Moreover, spirometry values (FEV1, FVC) and DLCO were decreased in the patients with NTM pulmonary infection. This finding is likely attributable to their more the extensive bronchiectasis and the attendant destruction of the lung parenchyma compared to the NTM-negative group. Similarly, others reported an association of NTM infection with a greater decline in spirometry overtime [28], more extensive radiological findings, and involvement of multiple lobes [10,11,12,13,14].

Finally, we found no statistically significant association between inhaled corticosteroids (ICS) and NTM infection. This finding contrasts with other research reports that show an association between high-dose ICS inhaler usage and acquiring NTM infection [29, 30]. Several explanations for this discrepancy may exist. First, our findings may be influenced by the criteria we used for diagnosing NTM pulmonary infection rather than NTM pulmonary disease. Second, the small sample size of the NTM group may have limited our ability to detect a significant difference. It is worth noting a trend towards a higher proportion of NTM culture-positive results in the ICS group (33% vs. 26%), which may become significant with a larger sample size. Third, a recent meta-analysis and systematic review found that the correlation between ICS and NTM infection was especially significant in the higher-dose ICS group. In our study, we did not perform a subanalysis based on ICS dose [31].

The strengths of our study are the large sample of cases and the diagnosis of NTM infection on the basis of BAL, performed in all patients. In addition, the evaluated data included wide spectrum of variables which made it possible to determine the NTM infection risk.

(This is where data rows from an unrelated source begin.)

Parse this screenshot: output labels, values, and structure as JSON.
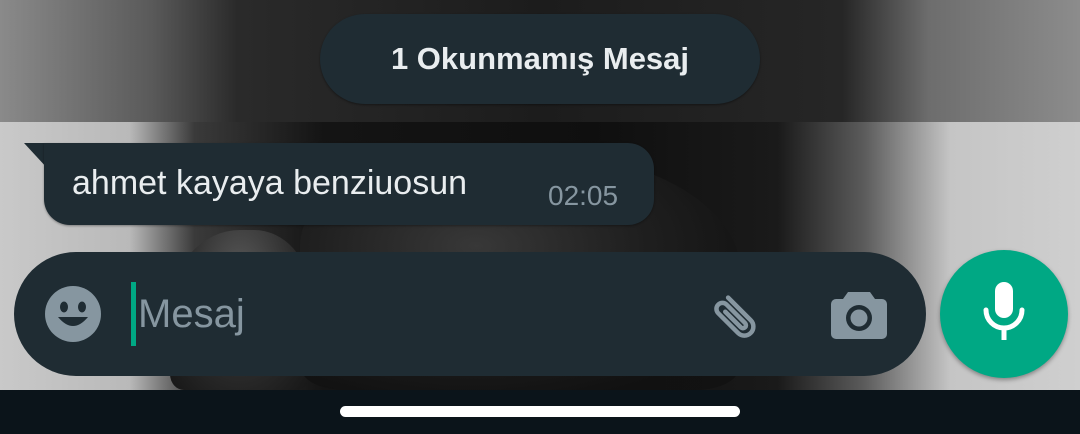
{
  "chat": {
    "unread_banner": "1 Okunmamış Mesaj",
    "messages": [
      {
        "text": "ahmet kayaya benziuosun",
        "time": "02:05",
        "direction": "incoming"
      }
    ]
  },
  "composer": {
    "placeholder": "Mesaj",
    "value": "",
    "icons": {
      "emoji": "emoji-icon",
      "attach": "paperclip-icon",
      "camera": "camera-icon",
      "send": "microphone-icon"
    }
  },
  "colors": {
    "accent": "#00a884",
    "bubble": "#1f2c33",
    "text_primary": "#e9edef",
    "text_secondary": "#8696a0"
  }
}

The limitations of the study include its retrospective, observational design, and single-center setting. We only included patients experiencing bronchiectasis exacerbation who were unresponsive to empiric therapy and lacked evidence of a pathogen, which represents a specific patient population and may restrict the generalizability of the results.

Conclusion

NTM-infected patients with bronchiectasis in Israel are older, more likely to be female, and have more severe clinical, laboratory, pulmonary function, and radiological characteristics than patients with bronchiectasis without NTM infection. Based on multivariate analysis, the most clinically significant markers of NTM infection are older age, low body mass index, and radiological extent of bronchiectasis. This phenotype can be used by clinicians for screening patients with suspected NTM disease.